A homemade bomb went off over the weekend in the Chelsea neighborhood of Manhattan, injuring 29 people, and a second was found nearby. Meanwhile five pipe bombs were found near a train station in Elizabeth, N.J. The FBI has identified a suspect and a search is under way.
If this seems particularly troubling, it might be useful to put the weekend’s effects in some historical context. I will try to write a longer post about this later today, but here’s a tiny little slice.
In 1970 alone there were 54 terrorist bombings in New York City. Three of those occurred on successive days from Sept. 24-26. March saw 10 separate terrorist attacks in New York City. (Data comes from the Global Terrorism Database at the University of Maryland).
In short, and as with most things terrorism-related, we’ve been there before.
And now on to this week’s history:
- Sept. 18, 1997 — Egypt: Bomb attack on Cairo tourist bus kills nine Germans.

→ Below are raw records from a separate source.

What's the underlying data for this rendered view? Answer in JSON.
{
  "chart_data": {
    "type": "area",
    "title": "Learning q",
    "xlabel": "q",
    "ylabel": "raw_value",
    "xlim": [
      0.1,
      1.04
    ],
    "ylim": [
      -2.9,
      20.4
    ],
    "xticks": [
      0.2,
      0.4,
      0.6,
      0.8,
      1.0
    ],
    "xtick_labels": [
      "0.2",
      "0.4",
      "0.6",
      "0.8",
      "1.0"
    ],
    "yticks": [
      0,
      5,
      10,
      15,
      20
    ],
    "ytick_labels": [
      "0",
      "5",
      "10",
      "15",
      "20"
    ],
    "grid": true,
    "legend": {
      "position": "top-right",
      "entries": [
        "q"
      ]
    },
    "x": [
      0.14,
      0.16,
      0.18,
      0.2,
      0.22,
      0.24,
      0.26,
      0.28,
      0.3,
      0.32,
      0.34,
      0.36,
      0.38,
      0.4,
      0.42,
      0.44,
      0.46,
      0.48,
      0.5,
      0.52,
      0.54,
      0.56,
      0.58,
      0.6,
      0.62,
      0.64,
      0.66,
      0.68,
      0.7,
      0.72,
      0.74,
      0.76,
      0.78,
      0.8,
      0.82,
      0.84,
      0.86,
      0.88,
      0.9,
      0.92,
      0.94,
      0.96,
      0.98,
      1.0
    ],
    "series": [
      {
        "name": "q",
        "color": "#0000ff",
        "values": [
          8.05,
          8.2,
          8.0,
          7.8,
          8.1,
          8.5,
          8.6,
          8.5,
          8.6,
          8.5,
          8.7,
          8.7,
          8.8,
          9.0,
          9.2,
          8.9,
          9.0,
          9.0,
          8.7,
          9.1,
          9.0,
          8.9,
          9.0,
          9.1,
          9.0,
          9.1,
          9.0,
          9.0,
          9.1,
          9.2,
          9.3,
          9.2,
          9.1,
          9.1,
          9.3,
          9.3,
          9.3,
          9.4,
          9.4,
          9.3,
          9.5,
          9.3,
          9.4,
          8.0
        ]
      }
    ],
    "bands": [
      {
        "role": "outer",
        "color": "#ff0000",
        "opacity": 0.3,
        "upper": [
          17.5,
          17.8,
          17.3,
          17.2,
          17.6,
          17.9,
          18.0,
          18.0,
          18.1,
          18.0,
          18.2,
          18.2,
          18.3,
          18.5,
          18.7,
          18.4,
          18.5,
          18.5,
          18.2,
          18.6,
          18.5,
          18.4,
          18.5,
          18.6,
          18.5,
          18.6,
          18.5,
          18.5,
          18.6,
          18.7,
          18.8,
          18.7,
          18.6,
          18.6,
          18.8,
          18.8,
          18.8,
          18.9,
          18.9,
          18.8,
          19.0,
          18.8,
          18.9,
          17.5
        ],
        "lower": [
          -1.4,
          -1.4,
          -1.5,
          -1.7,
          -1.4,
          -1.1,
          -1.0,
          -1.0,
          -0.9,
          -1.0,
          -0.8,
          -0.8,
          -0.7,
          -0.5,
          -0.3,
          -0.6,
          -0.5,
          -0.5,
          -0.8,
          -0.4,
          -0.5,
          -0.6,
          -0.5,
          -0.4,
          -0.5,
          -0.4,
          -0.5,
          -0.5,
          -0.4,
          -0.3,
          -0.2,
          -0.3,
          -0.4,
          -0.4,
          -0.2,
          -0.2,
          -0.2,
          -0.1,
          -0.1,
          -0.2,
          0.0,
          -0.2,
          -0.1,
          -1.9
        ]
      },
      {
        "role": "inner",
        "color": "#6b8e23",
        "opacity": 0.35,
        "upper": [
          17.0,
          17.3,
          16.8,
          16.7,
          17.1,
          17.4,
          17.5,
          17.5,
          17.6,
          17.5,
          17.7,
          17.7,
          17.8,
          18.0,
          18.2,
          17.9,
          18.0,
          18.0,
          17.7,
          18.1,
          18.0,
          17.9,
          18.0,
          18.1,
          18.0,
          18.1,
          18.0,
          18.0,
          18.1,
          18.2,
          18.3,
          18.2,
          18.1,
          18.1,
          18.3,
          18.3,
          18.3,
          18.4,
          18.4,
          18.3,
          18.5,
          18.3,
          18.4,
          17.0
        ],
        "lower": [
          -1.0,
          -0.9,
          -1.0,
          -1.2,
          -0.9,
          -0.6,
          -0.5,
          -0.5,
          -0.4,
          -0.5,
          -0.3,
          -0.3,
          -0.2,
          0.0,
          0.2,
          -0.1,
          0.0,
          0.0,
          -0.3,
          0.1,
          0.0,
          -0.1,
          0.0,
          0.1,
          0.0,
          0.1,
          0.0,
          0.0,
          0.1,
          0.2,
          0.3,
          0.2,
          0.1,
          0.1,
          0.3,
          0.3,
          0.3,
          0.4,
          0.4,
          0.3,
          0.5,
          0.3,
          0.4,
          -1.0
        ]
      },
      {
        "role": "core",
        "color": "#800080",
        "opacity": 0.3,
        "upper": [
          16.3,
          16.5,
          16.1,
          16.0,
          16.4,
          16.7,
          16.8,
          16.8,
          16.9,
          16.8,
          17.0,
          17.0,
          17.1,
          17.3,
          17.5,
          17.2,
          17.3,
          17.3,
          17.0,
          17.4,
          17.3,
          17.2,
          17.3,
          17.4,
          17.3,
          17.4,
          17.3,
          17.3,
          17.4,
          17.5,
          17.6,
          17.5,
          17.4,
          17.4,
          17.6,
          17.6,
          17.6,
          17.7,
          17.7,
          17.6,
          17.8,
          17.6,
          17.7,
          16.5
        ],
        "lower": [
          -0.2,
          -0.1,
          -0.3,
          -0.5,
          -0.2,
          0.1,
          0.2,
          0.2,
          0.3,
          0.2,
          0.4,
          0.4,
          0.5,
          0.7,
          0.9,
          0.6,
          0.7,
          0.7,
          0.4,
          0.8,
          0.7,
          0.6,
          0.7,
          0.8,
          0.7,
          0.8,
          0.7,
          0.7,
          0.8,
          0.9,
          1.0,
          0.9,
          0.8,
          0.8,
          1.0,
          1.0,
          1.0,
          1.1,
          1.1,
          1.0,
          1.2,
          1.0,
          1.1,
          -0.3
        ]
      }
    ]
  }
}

Muslim militants are blamed.
- Sept. 20, 1984 — Lebanon: Islamic Jihad Organization detonates a truck bomb at the US Embassy annex in Beirut, killing 23.
- Sept. 21, 2013 — Kenya: Al-Shabaab gunmen kill more than 70 and wound 200 in an attack on the Westgate mall in Nairobi.
- Sept. 23, 2010 — Colombia: FARC military commander Victor Julio Suarez Rojas is killed in a Colombian military operation in Meta Department.
- Sept. 24, 2002 — India: Attack on a Hindu temple kills 31. Lashkar-e-Taiba is suspected of responsibility.